Nothing really bad is standing out, that one drive that has a single reallocated sector is nothing to be concerned about unless it grows to well over more than a handful of sectors. Right now it's just 1 which can happen under normal operation without a problem.


----------



## SuperSoph_WD (Jun 21, 2016)

Welcome to the TPU community, @MarkCrbsd02! 

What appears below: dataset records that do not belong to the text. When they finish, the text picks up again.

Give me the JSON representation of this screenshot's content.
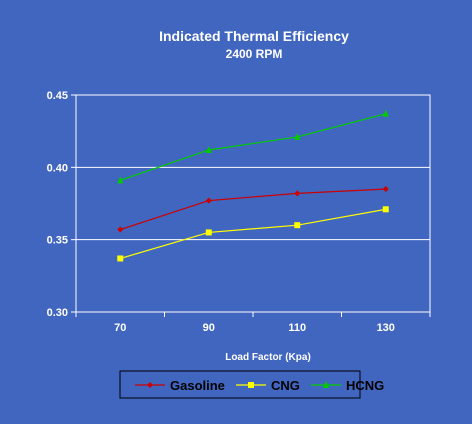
{
  "chart_data": {
    "type": "line",
    "title": "Indicated Thermal Efficiency",
    "subtitle": "2400 RPM",
    "xlabel": "Load Factor (Kpa)",
    "ylabel": "",
    "categories": [
      "70",
      "90",
      "110",
      "130"
    ],
    "ylim": [
      0.3,
      0.45
    ],
    "yticks": [
      "0.30",
      "0.35",
      "0.40",
      "0.45"
    ],
    "grid": true,
    "legend_position": "bottom",
    "series": [
      {
        "name": "Gasoline",
        "values": [
          0.357,
          0.377,
          0.382,
          0.385
        ],
        "color": "#cc0000",
        "marker": "diamond"
      },
      {
        "name": "CNG",
        "values": [
          0.337,
          0.355,
          0.36,
          0.371
        ],
        "color": "#ffff00",
        "marker": "square"
      },
      {
        "name": "HCNG",
        "values": [
          0.391,
          0.412,
          0.421,
          0.437
        ],
        "color": "#00cc00",
        "marker": "triangle"
      }
    ]
  },
  "colors": {
    "background": "#4166c0",
    "text": "#ffffff",
    "gridline": "#ffffff"
  }
}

I would not worry about it, if it's only one bad sector. However, I'd definitely keep an eye and monitor the drive regularly to check up on the S.M.A.R.T. stats. The easiest way to avoid any headaches is to keep multiple copies of your data stored in different storage locations (drives). Having only one copy of your files is not a backup solution at all, so keeping at least one more somewhere off-site can save you from potential data loss. 
Reallocated sectors a.ka. bad sectors might increase and the data stored on them could get corrupted as well. That's why it's advisable to take good care of your files.

Best of luck! 
Cheers,
SuperSoph_WD


----------



## Deleted member 110753 (Jul 6, 2016)

Hi,

Don't worry with the third disk (only one sector reallocated is nothing), but the first has 28146 hours which is a long while...

I suggest you to use another tool : Hard Disk Sentinel , which is much better than CrystalDiskInfo !


----------